"No, that would be foolish, and wrong—as you say, morbid. But it can't be—whatever she says to me—it can't be as if he had never existed—as if it all hadn't happened."

"Some people feel things too little, some feel them too much," the Nun observed. "Both bad habits!"

"I daresay the thing's a bit more than usual on my mind to-night—because of to-morrow, you know." He was silent for a moment; then he broke into one of his simple hearty laughs. "And I am such an awful duffer at making love!"

"You certainly have no great natural talent for it and, as you've told me, very little practice. Oh, I wonder how big your majority will be, Andy!"

Andy readily turned back to the election. Yet even here the attitude she had reproved in him seemed to persist. "I expect, as I said, about six hundred. Harry would have got a thousand easily."

Andy escorted Vivien back to Nutley. He had it in mind to speak his heart—at least to sound her feeling for him; but she forestalled his opening.

"Mr. Belfield's been talking to me about Harry to-night, for the first time. He wrote me a letter once, but he has never spoken of him before. He was rather pathetic. Oh, Andy, why can't people think what they are doing to other people? And poor Isobel—I'm afraid she won't be happy. I used to feel very hard about her. I can't any more, now that the little child has come. That seems to make it all right somehow, whatever has happened before. At any rate she's got the best right now, hasn't she?" She was silent a moment. "It was like this that I came home with him that last evening. He was so gay and so kind. Then—in a flash—it happened!"

"I've been thinking about him too to-night. It seemed natural to do it—over this election."

They had reached Nutley, but Andy pleaded for a walk on the terrace by the lake before she bade him good-night.
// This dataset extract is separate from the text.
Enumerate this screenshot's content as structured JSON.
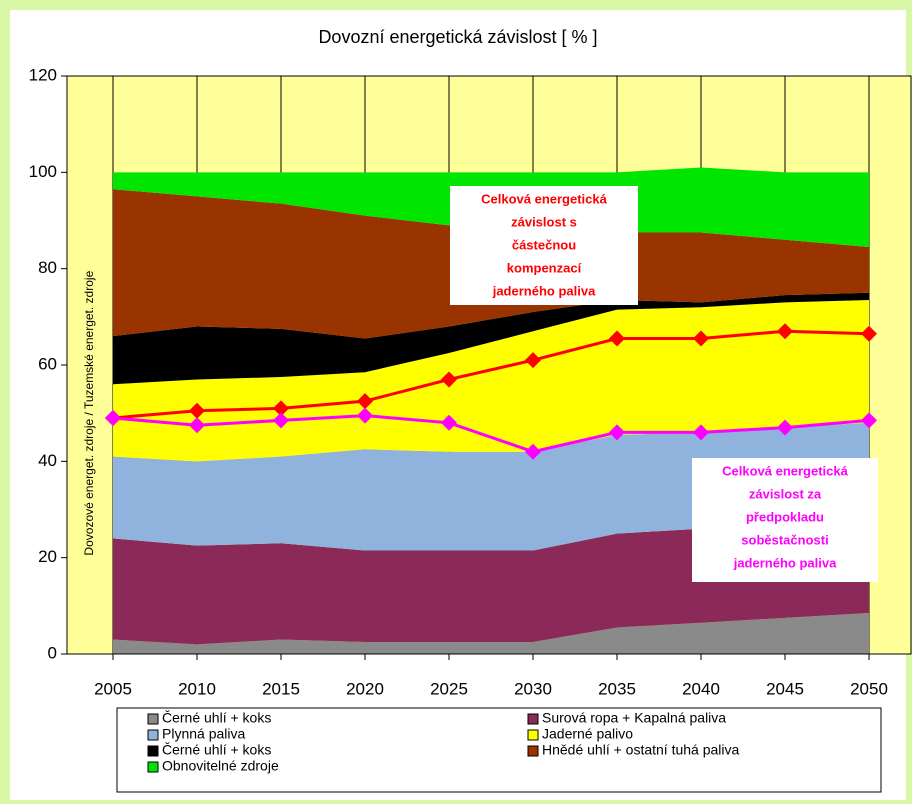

"Yes," she said, "I know what you must feel, because you loved him. I loved him, and I feel it too. But we must neither of us think about it too much. Because it's no use. What Mr. Belfield told me makes it quite clear that it's no use." She spoke very sadly. They had not to do with an accident or an episode; they had to recognise and reckon with the nature of a man. "When once we see that it's no use, it seems to me that there's something—well, almost something unworthy in giving way to it." She turned round to Andy. "At least I don't want you to go on doing it. You've made your own success. Take it whole-heartedly, Andy; don't have any regrets, any searchings of heart."